In view of the foregoing, there is no basis for petitioners to appeal the Amended Decision which is void. As for petitioners' plea for substantial justice, time and again, we have reminded the litigants that the Rules of Court are not mere tools that they can readily use or discard to serve their own purpose, but they are purposively devised for the proper administration of justice.  Litigants should not, after resorting to a wrong remedy, then cry for liberal construction of these rules.  For utter disregard of the rules cannot justly be rationalized by merely harking on the policy of liberal construction.[18]

WHEREFORE, the petition is DENIED for lack of merit.  However, the Amended Decision dated August 13, 2001 of the Regional Trial Court of Quezon City, Branch 225, is declared void for lack of jurisdiction, and its original Decision dated March 7, 2000 is hereby reinstated.  The total amount adjudged therein shall earn an interest rate of 6% per annum from the date of judgment of the trial court until finality of this Decision.  Thereafter, the total amount adjudged shall earn an interest rate of 12% per annum until it is fully paid.  Cost against petitioners.

SO ORDERED.

Carpio, Carpio-Morales, Tinga, and Velasco, Jr., JJ., concur.



[1] Rollo, pp. 28-34-A. Penned by Associate Justice Conrado M. Vasquez, Jr., with Associate Justices Mercedes Gozo-Dadole and Rosmari D. Carandang concurring.

[2] Id. at 35.

[3] Id. at 116-123.

[4] Records, p. 157.

[5] Id. at 279-280.

[6] Id. at 277-278.

[7] Id. at 294.

[8] Id. at 295-302.

[9] SEC. 2. Entry of judgments and final orders.-If no appeal or motion for new trial or reconsideration is filed within the time provided in these Rules, the judgment or final order shall forthwith be entered by the clerk in the book of entries of judgments.
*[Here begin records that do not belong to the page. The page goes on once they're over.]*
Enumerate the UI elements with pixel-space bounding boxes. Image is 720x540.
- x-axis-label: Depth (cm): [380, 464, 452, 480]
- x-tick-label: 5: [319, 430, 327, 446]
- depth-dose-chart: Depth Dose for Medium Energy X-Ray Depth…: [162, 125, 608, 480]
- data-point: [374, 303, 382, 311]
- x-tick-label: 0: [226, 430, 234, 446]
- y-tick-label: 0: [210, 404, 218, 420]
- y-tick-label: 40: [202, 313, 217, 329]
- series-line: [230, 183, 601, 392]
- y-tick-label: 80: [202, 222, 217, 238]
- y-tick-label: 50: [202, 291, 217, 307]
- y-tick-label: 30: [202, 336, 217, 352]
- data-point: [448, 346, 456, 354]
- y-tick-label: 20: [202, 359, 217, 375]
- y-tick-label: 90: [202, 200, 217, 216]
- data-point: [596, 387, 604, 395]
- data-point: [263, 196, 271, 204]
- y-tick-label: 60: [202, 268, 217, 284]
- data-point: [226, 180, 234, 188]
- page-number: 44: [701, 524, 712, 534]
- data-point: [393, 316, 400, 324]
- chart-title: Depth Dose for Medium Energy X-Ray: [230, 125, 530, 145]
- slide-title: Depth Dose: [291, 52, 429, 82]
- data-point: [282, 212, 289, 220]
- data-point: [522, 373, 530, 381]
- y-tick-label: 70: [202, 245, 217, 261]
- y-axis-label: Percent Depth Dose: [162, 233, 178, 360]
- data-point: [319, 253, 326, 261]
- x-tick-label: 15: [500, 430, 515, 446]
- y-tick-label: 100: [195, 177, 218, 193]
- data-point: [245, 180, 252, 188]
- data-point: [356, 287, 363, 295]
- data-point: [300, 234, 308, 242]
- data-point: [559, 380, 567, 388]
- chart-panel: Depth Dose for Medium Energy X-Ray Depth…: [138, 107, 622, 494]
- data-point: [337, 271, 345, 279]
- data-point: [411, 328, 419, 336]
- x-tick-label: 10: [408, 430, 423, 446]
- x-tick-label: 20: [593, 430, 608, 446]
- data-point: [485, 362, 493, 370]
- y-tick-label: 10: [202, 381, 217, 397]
The date of finality of the judgment or final order shall be deemed to be the date of its entry....

[10] Echegaray v. Secretary of Justice, G.R. No. 132601, January 19, 1999, 301 SCRA 96, 106.

[11] Aboitiz Shipping Employees Association v. Trajano, G.R. No. 112955, September 1, 1997, 278 SCRA 387, 391.

[12] Natalia Realty, Inc. v. Court of Appeals, G.R. No. 126462, November 12, 2002, 391 SCRA 370, 387.

[13] Navarro v. National Labor Relations Commission, G.R. No. 116464, March 1, 2000, 327 SCRA 22, 30; SGMC Realty Corporation v. Office of the President, G.R. No. 126999, August 30, 2000, 339 SCRA 275, 280.

[14] Construction Development Corporation of the Philippines v. Estrella, G.R. No. 147791, September 8, 2006, p. 7.

[15] Art. 2180.
x x x x
Employers shall be liable for the damages caused by their employees and household helpers acting within the scope of their assigned tasks, even though the former are not engaged in any business or industry.
x x x x

[16] Art. 2184.  In motor vehicle mishaps, the owner is solidarily liable with his driver, if the former, who was in the vehicle, could have, by the use of due diligence, prevented the misfortune....
If the owner was not in the motor vehicle, the provisions of Article 2180 are applicable.

[17] Art. 2194.  The responsibility of two or more persons who are liable for a quasi-delict is solidary.

[18] Prudential Guarantee and Assurance, Inc. v. Court of Appeals, G.R. No. 146559, August 13, 2004, 436 SCRA 478, 483.